First-of-its-kind research at Iowa State is leading to the development of taller towers capable of harvesting more wind energy and expanding wind energy to places where it is currently unfeasible.

“The expectation is that we will be able to generate more energy close to where the demand is high,” said Sri Sritharan, leader of the Iowa State University College of Engineering’s Wind Energy Initiative. “What we’re focusing on is a new concept that will revolutionize the wind energy market. Ideas others have put forward tend to be more incremental in nature.”

Sritharan has assembled a team of researchers who are developing wind towers made of concrete that can be built up to 40 meters taller than existing steel turbine towers. The initiative is the only wind tower research project that is funded by the U.S. Department of Energy.

“If you go taller, there are multiple advantages,” Sritharan said. “If the tower height goes up, the velocity of the wind goes up. If the velocity of the wind goes up, power generation increases.” He added initial studies have shown the taller towers could allow their turbines to generate at least 10 to 12 percent more electricity.

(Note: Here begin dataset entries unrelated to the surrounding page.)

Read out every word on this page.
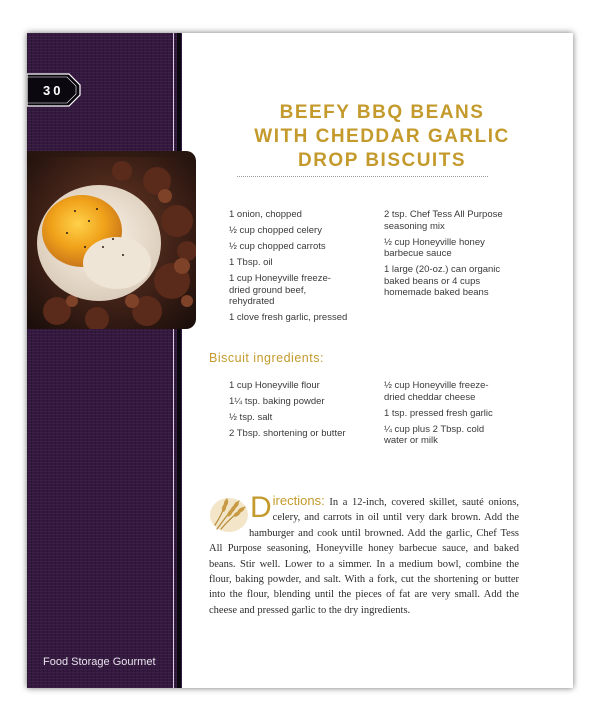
30
Food Storage Gourmet
BEEFY BBQ BEANS
WITH CHEDDAR GARLIC
DROP BISCUITS
1 onion, chopped
½ cup chopped celery
½ cup chopped carrots
1 Tbsp. oil
1 cup Honeyville freeze-dried ground beef, rehydrated
1 clove fresh garlic, pressed
2 tsp. Chef Tess All Purpose seasoning mix
½ cup Honeyville honey barbecue sauce
1 large (20-oz.) can organic baked beans or 4 cups homemade baked beans
Biscuit ingredients:
1 cup Honeyville flour
1¼ tsp. baking powder
½ tsp. salt
2 Tbsp. shortening or butter
½ cup Honeyville freeze-dried cheddar cheese
1 tsp. pressed fresh garlic
¼ cup plus 2 Tbsp. cold water or milk
D irections: In a 12-inch, covered skillet, sauté onions, celery, and carrots in oil until very dark brown. Add the hamburger and cook until browned. Add the garlic, Chef Tess All Purpose seasoning, Honeyville honey barbecue sauce, and baked beans. Stir well. Lower to a simmer. In a medium bowl, combine the flour, baking powder, and salt. With a fork, cut the shortening or butter into the flour, blending until the pieces of fat are very small. Add the cheese and pressed garlic to the dry ingredients.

The Iowa State University concept involves stacking hexagonal sections of high-strength precast concrete to a height up to 120 meters. By using concrete, developers can rely upon local firms to transport and assemble the sections, rather than using imported steel. It also solves critical transportation issues. A 120-meter steel tower would require a base with an 18-foot diameter, which is four feet taller than the standard clearance for Interstate highway overpasses.

The greatest advantage to the taller concrete towers, Sritharan said, is that they will open up areas of the nation, like the air conditioning-dependent southwestern United States, to cost effective wind energy generation. Currently, there are insufficient winds in the Southwest to generate low-cost electricity from 80-meter towers.